|Virginia church gets high marks for Welcoming Skills
By Clint Cooper
When the United Methodist Church began the "Open Hearts, Open Minds, Open Doors" campaign a year ago, at least one church in the Big Stone Gap District and probably many more in the Holston Conference took the words to heart.
The idea is for churches, denomination wide, to appeal to and welcome visitors. Research has long indicated that when visitors feel welcome in a church, they return.
Last year, The Call asked me to visit a Chattanooga area church as a "secret visitor," reporting on how I was received. The review was mixed. While I did receive a follow- up letter from the church, I felt no welcoming arms during my visit. No one greeted me when I entered the church or spoke to me when I sat down in my pew.
This year, my visit to the Big Stone Gap District congregation on a sunny September morning made me believe the church was glad I was there and would welcome me back.
When I entered the town on my way to church, I noticed the familiar powder blue United Methodist logo on a sign. The sign contained the church's name, address and a landmark near where the building could be found.
Another United Methodist sign would have been helpful at the intersection by the town landmark. However, the corner where the church was located was clearly marked with signs telling visitors they had found the United Methodist church.
Parking was plentiful across the quiet street from the church, and the best two places in the nearest lot were clearly marked for visitors. There also were convenient spaces for the handicapped.
Just as in the slogan, the church had an open door. I was greeted by an usher with a handshake, a bulletin, words of welcome and a pat on the back.

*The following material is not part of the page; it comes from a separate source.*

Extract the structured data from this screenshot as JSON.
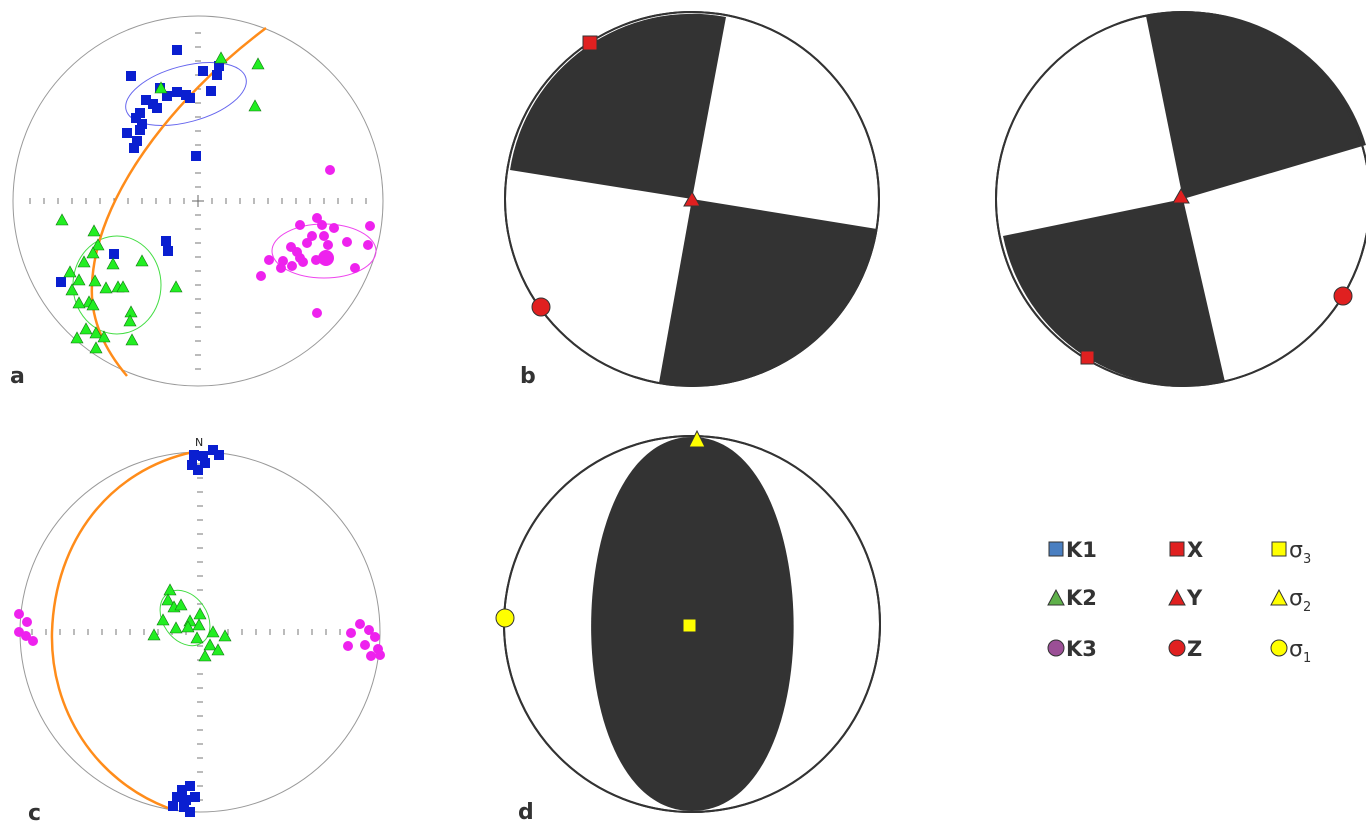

I chose a seat at the back of the church and perused the bulletin before the service started. Although it contained no specific words for visitors, its cover listed, in large print, the church's name, the pastor's name, the church phone number and the parsonage phone number. That told me the minister really wouldn't mind a call.
Although no one spoke to me after I sat down, once the service started and the minister asked those present to greet each other, I was welcomed by many nearby members. One choir member even left the altar area and came back eight rows to greet me. Moments later, the minister came back and welcomed me, too.

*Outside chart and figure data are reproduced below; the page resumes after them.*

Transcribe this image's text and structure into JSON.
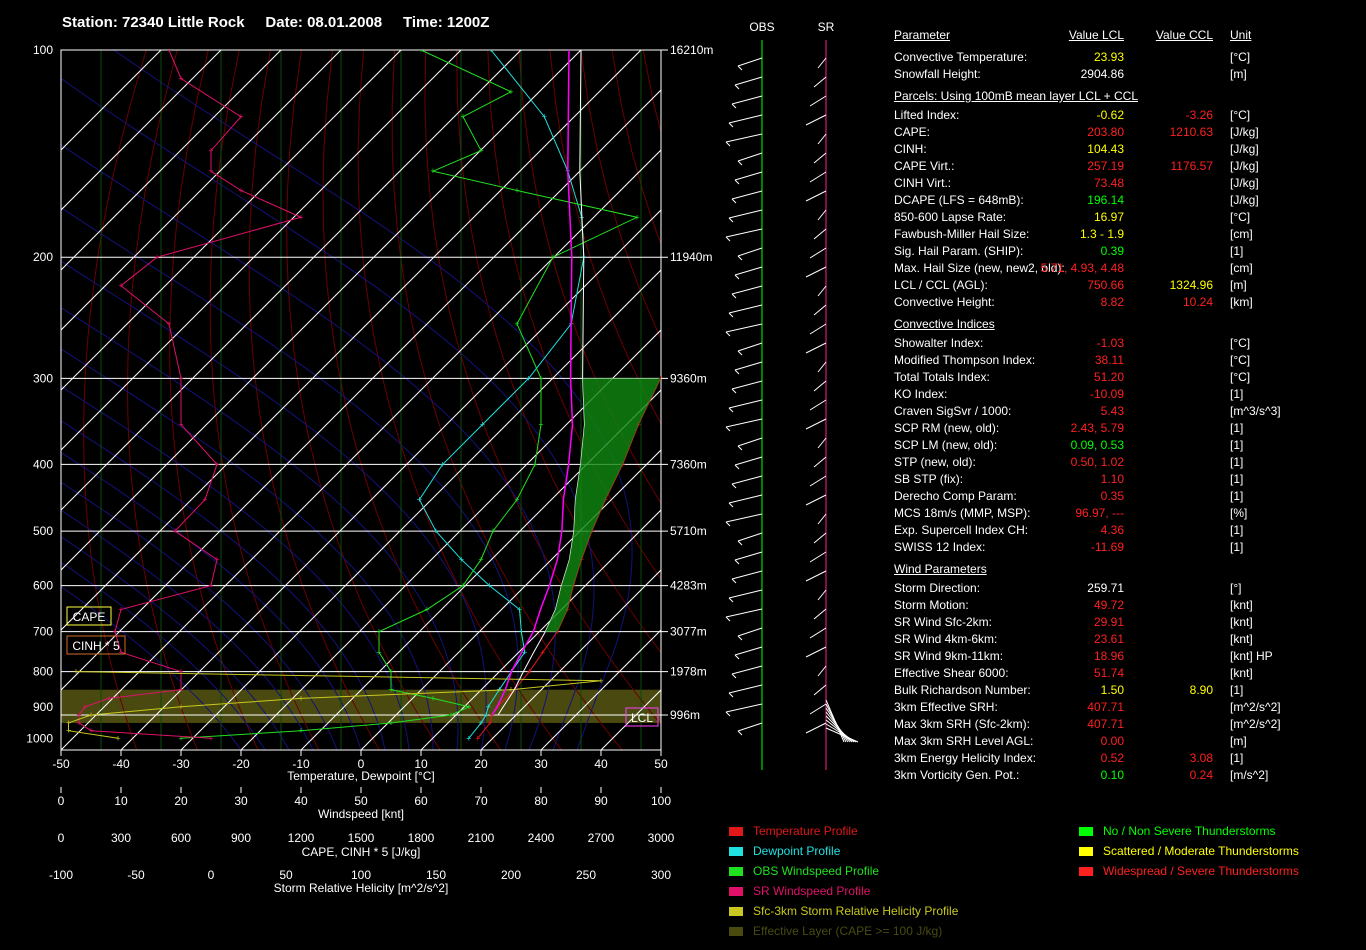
{
  "header": {
    "station": "Station: 72340 Little Rock",
    "date": "Date: 08.01.2008",
    "time": "Time: 1200Z"
  },
  "colors": {
    "temperature": "#e01818",
    "dewpoint": "#20e0e0",
    "obs_wind": "#20e020",
    "sr_wind": "#e0106a",
    "helicity": "#c8c820",
    "effective_layer": "#4a4a10",
    "parcel": "#ff00ff",
    "virtual": "#ffffff",
    "green_index": "#00ff00",
    "yellow_index": "#ffff00",
    "red_index": "#ff2020"
  },
  "chart_data": {
    "type": "skew-t",
    "x_axis": {
      "label": "Temperature, Dewpoint [°C]",
      "range": [
        -50,
        50
      ],
      "ticks": [
        "-50",
        "-40",
        "-30",
        "-20",
        "-10",
        "0",
        "10",
        "20",
        "30",
        "40",
        "50"
      ]
    },
    "y_axis": {
      "scale": "log-pressure",
      "range": [
        100,
        1050
      ],
      "ticks": [
        "100",
        "200",
        "300",
        "400",
        "500",
        "600",
        "700",
        "800",
        "900",
        "1000"
      ]
    },
    "height_labels": [
      {
        "p": 100,
        "label": "16210m"
      },
      {
        "p": 200,
        "label": "11940m"
      },
      {
        "p": 300,
        "label": "9360m"
      },
      {
        "p": 400,
        "label": "7360m"
      },
      {
        "p": 500,
        "label": "5710m"
      },
      {
        "p": 600,
        "label": "4283m"
      },
      {
        "p": 700,
        "label": "3077m"
      },
      {
        "p": 800,
        "label": "1978m"
      },
      {
        "p": 925,
        "label": "996m"
      }
    ],
    "windspeed_axis": {
      "label": "Windspeed [knt]",
      "ticks": [
        "0",
        "10",
        "20",
        "30",
        "40",
        "50",
        "60",
        "70",
        "80",
        "90",
        "100"
      ]
    },
    "cape_axis": {
      "label": "CAPE, CINH * 5 [J/kg]",
      "ticks": [
        "0",
        "300",
        "600",
        "900",
        "1200",
        "1500",
        "1800",
        "2100",
        "2400",
        "2700",
        "3000"
      ]
    },
    "helicity_axis": {
      "label": "Storm Relative Helicity [m^2/s^2]",
      "ticks": [
        "-100",
        "-50",
        "0",
        "50",
        "100",
        "150",
        "200",
        "250",
        "300"
      ]
    },
    "box_labels": {
      "cape": "CAPE",
      "cinh": "CINH * 5",
      "lcl": "LCL"
    },
    "temperature": [
      [
        1000,
        17.5
      ],
      [
        950,
        17
      ],
      [
        925,
        16
      ],
      [
        900,
        15.5
      ],
      [
        850,
        15.5
      ],
      [
        800,
        15
      ],
      [
        750,
        14
      ],
      [
        700,
        13
      ],
      [
        650,
        11
      ],
      [
        600,
        8
      ],
      [
        550,
        5
      ],
      [
        500,
        2
      ],
      [
        450,
        -1
      ],
      [
        400,
        -4
      ],
      [
        350,
        -8
      ],
      [
        300,
        -12
      ],
      [
        250,
        -17
      ],
      [
        200,
        -23
      ],
      [
        175,
        -28
      ],
      [
        150,
        -34
      ],
      [
        125,
        -41
      ],
      [
        100,
        -47
      ]
    ],
    "dewpoint": [
      [
        1000,
        16
      ],
      [
        950,
        15.5
      ],
      [
        925,
        15
      ],
      [
        900,
        14
      ],
      [
        850,
        13
      ],
      [
        800,
        12
      ],
      [
        750,
        11
      ],
      [
        700,
        7
      ],
      [
        650,
        3
      ],
      [
        600,
        -6
      ],
      [
        550,
        -15
      ],
      [
        500,
        -24
      ],
      [
        450,
        -32
      ],
      [
        400,
        -34
      ],
      [
        350,
        -34
      ],
      [
        300,
        -34
      ],
      [
        250,
        -36
      ],
      [
        200,
        -45
      ],
      [
        175,
        -52
      ],
      [
        150,
        -62
      ],
      [
        125,
        -75
      ],
      [
        100,
        -95
      ]
    ],
    "parcel": [
      [
        925,
        16
      ],
      [
        900,
        15.5
      ],
      [
        850,
        14
      ],
      [
        800,
        12
      ],
      [
        750,
        10.5
      ],
      [
        700,
        9
      ],
      [
        650,
        6.5
      ],
      [
        600,
        4
      ],
      [
        550,
        1
      ],
      [
        500,
        -3
      ],
      [
        450,
        -8
      ],
      [
        400,
        -13
      ],
      [
        350,
        -19
      ],
      [
        300,
        -27
      ],
      [
        250,
        -36
      ],
      [
        200,
        -47
      ],
      [
        150,
        -62
      ],
      [
        100,
        -82
      ]
    ],
    "virtual_parcel": [
      [
        925,
        17
      ],
      [
        900,
        16.5
      ],
      [
        850,
        15.5
      ],
      [
        800,
        14
      ],
      [
        750,
        12.5
      ],
      [
        700,
        11
      ],
      [
        650,
        9
      ],
      [
        600,
        6
      ],
      [
        550,
        3
      ],
      [
        500,
        -1
      ],
      [
        450,
        -6
      ],
      [
        400,
        -11
      ],
      [
        350,
        -17
      ],
      [
        300,
        -25
      ],
      [
        250,
        -34
      ],
      [
        200,
        -45
      ],
      [
        150,
        -60
      ],
      [
        100,
        -80
      ]
    ],
    "obs_wind": [
      [
        1000,
        20
      ],
      [
        975,
        40
      ],
      [
        950,
        55
      ],
      [
        925,
        65
      ],
      [
        900,
        68
      ],
      [
        875,
        62
      ],
      [
        850,
        55
      ],
      [
        800,
        55
      ],
      [
        750,
        53
      ],
      [
        700,
        53
      ],
      [
        650,
        61
      ],
      [
        600,
        67
      ],
      [
        550,
        70
      ],
      [
        500,
        72
      ],
      [
        450,
        76
      ],
      [
        400,
        79
      ],
      [
        350,
        80
      ],
      [
        300,
        80
      ],
      [
        250,
        76
      ],
      [
        200,
        82
      ],
      [
        175,
        96
      ],
      [
        160,
        76
      ],
      [
        150,
        62
      ],
      [
        140,
        70
      ],
      [
        125,
        67
      ],
      [
        115,
        75
      ],
      [
        100,
        60
      ]
    ],
    "sr_wind": [
      [
        1000,
        25
      ],
      [
        975,
        5
      ],
      [
        950,
        3
      ],
      [
        925,
        3
      ],
      [
        900,
        4
      ],
      [
        875,
        8
      ],
      [
        850,
        20
      ],
      [
        800,
        20
      ],
      [
        750,
        10
      ],
      [
        700,
        9
      ],
      [
        650,
        10
      ],
      [
        600,
        25
      ],
      [
        550,
        26
      ],
      [
        500,
        19
      ],
      [
        450,
        24
      ],
      [
        400,
        26
      ],
      [
        350,
        20
      ],
      [
        300,
        20
      ],
      [
        250,
        18
      ],
      [
        220,
        10
      ],
      [
        200,
        16
      ],
      [
        175,
        40
      ],
      [
        160,
        30
      ],
      [
        150,
        25
      ],
      [
        140,
        25
      ],
      [
        125,
        30
      ],
      [
        110,
        20
      ],
      [
        100,
        18
      ]
    ],
    "helicity": [
      [
        1000,
        -62
      ],
      [
        975,
        -95
      ],
      [
        950,
        -95
      ],
      [
        925,
        -80
      ],
      [
        900,
        -20
      ],
      [
        875,
        60
      ],
      [
        850,
        200
      ],
      [
        825,
        260
      ],
      [
        800,
        -90
      ]
    ]
  },
  "right_panel": {
    "headers": {
      "parameter": "Parameter",
      "value_lcl": "Value LCL",
      "value_ccl": "Value CCL",
      "unit": "Unit"
    },
    "sections": [
      {
        "rows": [
          {
            "label": "Convective Temperature:",
            "lcl": "23.93",
            "lcl_color": "yellow",
            "ccl": "",
            "unit": "[°C]"
          },
          {
            "label": "Snowfall Height:",
            "lcl": "2904.86",
            "lcl_color": "white",
            "ccl": "",
            "unit": "[m]"
          }
        ]
      },
      {
        "title": "Parcels: Using 100mB mean layer LCL + CCL",
        "rows": [
          {
            "label": "Lifted Index:",
            "lcl": "-0.62",
            "lcl_color": "yellow",
            "ccl": "-3.26",
            "ccl_color": "red",
            "unit": "[°C]"
          },
          {
            "label": "CAPE:",
            "lcl": "203.80",
            "lcl_color": "red",
            "ccl": "1210.63",
            "ccl_color": "red",
            "unit": "[J/kg]"
          },
          {
            "label": "CINH:",
            "lcl": "104.43",
            "lcl_color": "yellow",
            "ccl": "",
            "unit": "[J/kg]"
          },
          {
            "label": "CAPE Virt.:",
            "lcl": "257.19",
            "lcl_color": "red",
            "ccl": "1176.57",
            "ccl_color": "red",
            "unit": "[J/kg]"
          },
          {
            "label": "CINH Virt.:",
            "lcl": "73.48",
            "lcl_color": "red",
            "ccl": "",
            "unit": "[J/kg]"
          },
          {
            "label": "DCAPE (LFS = 648mB):",
            "lcl": "196.14",
            "lcl_color": "green",
            "ccl": "",
            "unit": "[J/kg]"
          },
          {
            "label": "850-600 Lapse Rate:",
            "lcl": "16.97",
            "lcl_color": "yellow",
            "ccl": "",
            "unit": "[°C]"
          },
          {
            "label": "Fawbush-Miller Hail Size:",
            "lcl": "1.3 - 1.9",
            "lcl_color": "yellow",
            "ccl": "",
            "unit": "[cm]"
          },
          {
            "label": "Sig. Hail Param. (SHIP):",
            "lcl": "0.39",
            "lcl_color": "green",
            "ccl": "",
            "unit": "[1]"
          },
          {
            "label": "Max. Hail Size (new, new2, old):",
            "lcl": "5.71,  4.93,  4.48",
            "lcl_color": "red",
            "ccl": "",
            "unit": "[cm]"
          },
          {
            "label": "LCL / CCL (AGL):",
            "lcl": "750.66",
            "lcl_color": "red",
            "ccl": "1324.96",
            "ccl_color": "yellow",
            "unit": "[m]"
          },
          {
            "label": "Convective Height:",
            "lcl": "8.82",
            "lcl_color": "red",
            "ccl": "10.24",
            "ccl_color": "red",
            "unit": "[km]"
          }
        ]
      },
      {
        "title": "Convective Indices",
        "rows": [
          {
            "label": "Showalter Index:",
            "lcl": "-1.03",
            "lcl_color": "red",
            "ccl": "",
            "unit": "[°C]"
          },
          {
            "label": "Modified Thompson Index:",
            "lcl": "38.11",
            "lcl_color": "red",
            "ccl": "",
            "unit": "[°C]"
          },
          {
            "label": "Total Totals Index:",
            "lcl": "51.20",
            "lcl_color": "red",
            "ccl": "",
            "unit": "[°C]"
          },
          {
            "label": "KO Index:",
            "lcl": "-10.09",
            "lcl_color": "red",
            "ccl": "",
            "unit": "[1]"
          },
          {
            "label": "Craven SigSvr / 1000:",
            "lcl": "5.43",
            "lcl_color": "red",
            "ccl": "",
            "unit": "[m^3/s^3]"
          },
          {
            "label": "SCP RM (new, old):",
            "lcl": "2.43,  5.79",
            "lcl_color": "red",
            "ccl": "",
            "unit": "[1]"
          },
          {
            "label": "SCP LM (new, old):",
            "lcl": "0.09,  0.53",
            "lcl_color": "green",
            "ccl": "",
            "unit": "[1]"
          },
          {
            "label": "STP (new, old):",
            "lcl": "0.50,  1.02",
            "lcl_color": "red",
            "ccl": "",
            "unit": "[1]"
          },
          {
            "label": "SB STP (fix):",
            "lcl": "1.10",
            "lcl_color": "red",
            "ccl": "",
            "unit": "[1]"
          },
          {
            "label": "Derecho Comp Param:",
            "lcl": "0.35",
            "lcl_color": "red",
            "ccl": "",
            "unit": "[1]"
          },
          {
            "label": "MCS 18m/s (MMP, MSP):",
            "lcl": "96.97,  ---",
            "lcl_color": "red",
            "ccl": "",
            "unit": "[%]"
          },
          {
            "label": "Exp. Supercell Index CH:",
            "lcl": "4.36",
            "lcl_color": "red",
            "ccl": "",
            "unit": "[1]"
          },
          {
            "label": "SWISS 12 Index:",
            "lcl": "-11.69",
            "lcl_color": "red",
            "ccl": "",
            "unit": "[1]"
          }
        ]
      },
      {
        "title": "Wind Parameters",
        "rows": [
          {
            "label": "Storm Direction:",
            "lcl": "259.71",
            "lcl_color": "white",
            "ccl": "",
            "unit": "[°]"
          },
          {
            "label": "Storm Motion:",
            "lcl": "49.72",
            "lcl_color": "red",
            "ccl": "",
            "unit": "[knt]"
          },
          {
            "label": "SR Wind Sfc-2km:",
            "lcl": "29.91",
            "lcl_color": "red",
            "ccl": "",
            "unit": "[knt]"
          },
          {
            "label": "SR Wind 4km-6km:",
            "lcl": "23.61",
            "lcl_color": "red",
            "ccl": "",
            "unit": "[knt]"
          },
          {
            "label": "SR Wind 9km-11km:",
            "lcl": "18.96",
            "lcl_color": "red",
            "ccl": "",
            "unit": "[knt] HP"
          },
          {
            "label": "Effective Shear 6000:",
            "lcl": "51.74",
            "lcl_color": "red",
            "ccl": "",
            "unit": "[knt]"
          },
          {
            "label": "Bulk Richardson Number:",
            "lcl": "1.50",
            "lcl_color": "yellow",
            "ccl": "8.90",
            "ccl_color": "yellow",
            "unit": "[1]"
          },
          {
            "label": "3km Effective SRH:",
            "lcl": "407.71",
            "lcl_color": "red",
            "ccl": "",
            "unit": "[m^2/s^2]"
          },
          {
            "label": "Max 3km SRH (Sfc-2km):",
            "lcl": "407.71",
            "lcl_color": "red",
            "ccl": "",
            "unit": "[m^2/s^2]"
          },
          {
            "label": "Max 3km SRH Level AGL:",
            "lcl": "0.00",
            "lcl_color": "red",
            "ccl": "",
            "unit": "[m]"
          },
          {
            "label": "3km Energy Helicity Index:",
            "lcl": "0.52",
            "lcl_color": "red",
            "ccl": "3.08",
            "ccl_color": "red",
            "unit": "[1]"
          },
          {
            "label": "3km Vorticity Gen. Pot.:",
            "lcl": "0.10",
            "lcl_color": "green",
            "ccl": "0.24",
            "ccl_color": "red",
            "unit": "[m/s^2]"
          }
        ]
      }
    ]
  },
  "wind_columns": {
    "obs": "OBS",
    "sr": "SR"
  },
  "legend_left": [
    {
      "label": "Temperature Profile",
      "color": "#e01818"
    },
    {
      "label": "Dewpoint Profile",
      "color": "#20e0e0"
    },
    {
      "label": "OBS Windspeed Profile",
      "color": "#20e020"
    },
    {
      "label": "SR Windspeed Profile",
      "color": "#e0106a"
    },
    {
      "label": "Sfc-3km Storm Relative Helicity Profile",
      "color": "#c8c820"
    },
    {
      "label": "Effective Layer (CAPE >= 100 J/kg)",
      "color": "#4a4a10"
    }
  ],
  "legend_right": [
    {
      "label": "No / Non Severe Thunderstorms",
      "color": "#00ff00"
    },
    {
      "label": "Scattered / Moderate Thunderstorms",
      "color": "#ffff00"
    },
    {
      "label": "Widespread / Severe Thunderstorms",
      "color": "#ff2020"
    }
  ]
}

The minister later told the congregation that I was visiting, where I lived and that the church was glad to welcome me. (I didn't identify myself as a reporter for The Call, but I did use my real name and hometown.) There was no attendance register to note my address, but I had the feeling if I had been a local visitor someone would have sought that information from me. The service was warm and casual, and the congregation felt free to speak from their seats during a time of joys and concerns. Children not only had a special "chat" with the pastor but were given plenty of time to say anything they desired.
Through hymn, anthem and message, God's word was proclaimed in a straightforward, nonthreatening and engaging manner. At the end of the sermon, an invitation to Christian discipleship was given for anyone who had made or wished to make any decision regarding their faith.

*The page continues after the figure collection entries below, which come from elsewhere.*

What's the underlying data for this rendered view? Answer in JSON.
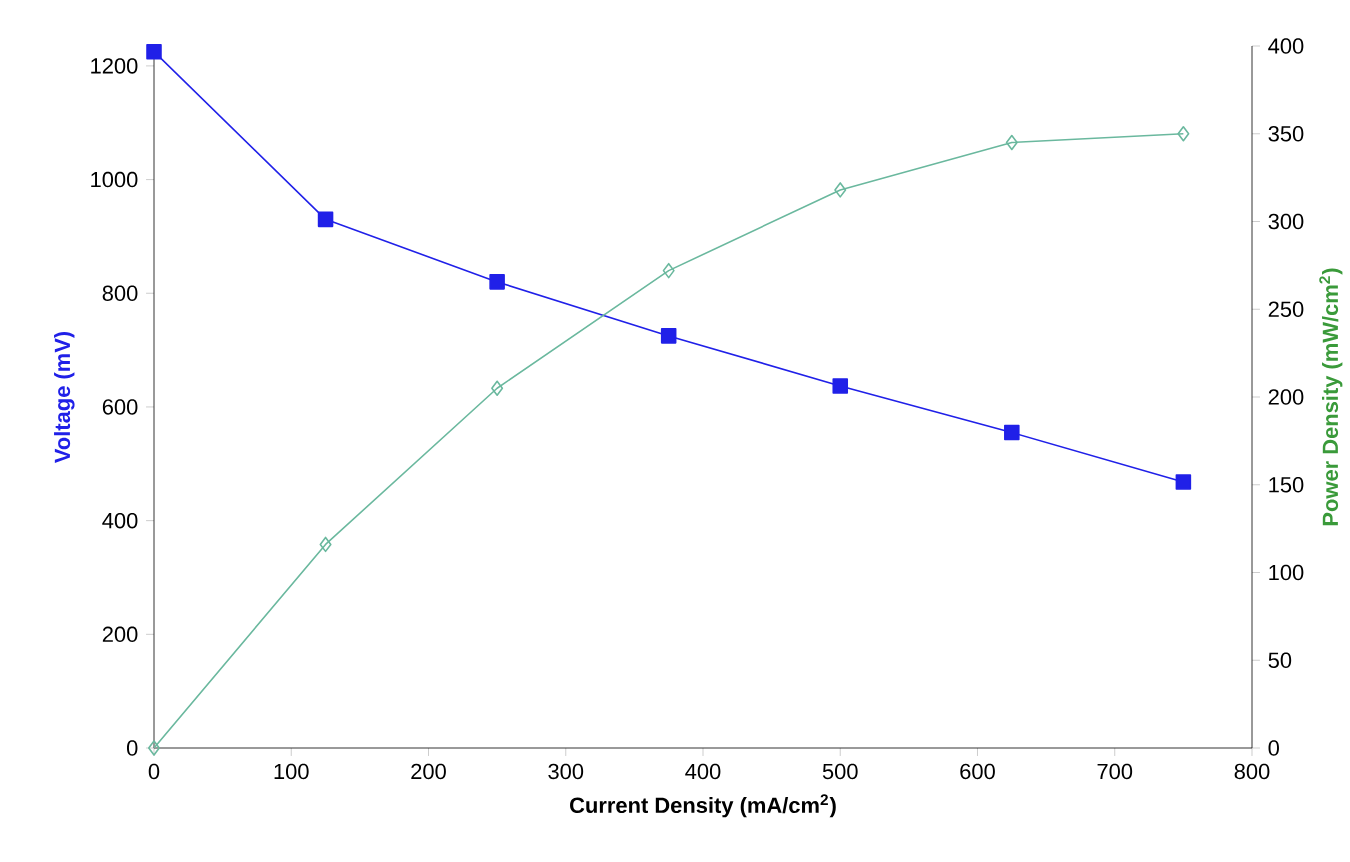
{
  "chart_data": {
    "type": "line",
    "xlabel": "Current Density (mA/cm$^{2}$)",
    "ylabel": "Voltage (mV)",
    "y2label": "Power Density (mW/cm$^{2}$)",
    "x": [
      0,
      125,
      250,
      375,
      500,
      625,
      750
    ],
    "series": [
      {
        "color": "#2020e8",
        "values": [
          1225,
          930,
          820,
          725,
          637,
          555,
          468
        ],
        "marker": "square"
      },
      {
        "color": "#6ab89e",
        "values": [
          0,
          116,
          205,
          272,
          318,
          345,
          350
        ],
        "marker": "diamond",
        "axis": "y2"
      }
    ],
    "xlim": [
      0,
      800
    ],
    "xticks": [
      0,
      100,
      200,
      300,
      400,
      500,
      600,
      700,
      800
    ],
    "ylim": [
      0,
      1235
    ],
    "yticks": [
      0,
      200,
      400,
      600,
      800,
      1000,
      1200
    ],
    "y2lim": [
      0,
      400
    ],
    "y2ticks": [
      0,
      50,
      100,
      150,
      200,
      250,
      300,
      350,
      400
    ]
  }
}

As I was leaving, the minister greeted me again at the door and urged me to visit if I were ever in the area again. I felt this person was truly interested in me, not just in whether I might one day be a member or add to the church treasury.
As I drove away, I noted the church marquee also contained the time when the service could be seen on television and, I assumed, the sermon title for that television service. In the tradition of many marquees, it also contained a witty message for members to ponder through the next week.
When I left town, I felt this was a church that truly wanted to offer visitors open hearts, open minds and open doors.
Cooper is a member of First-Centenary United Methodist Church in Chattanooga and religion editor for the Chattanooga Times Free Press.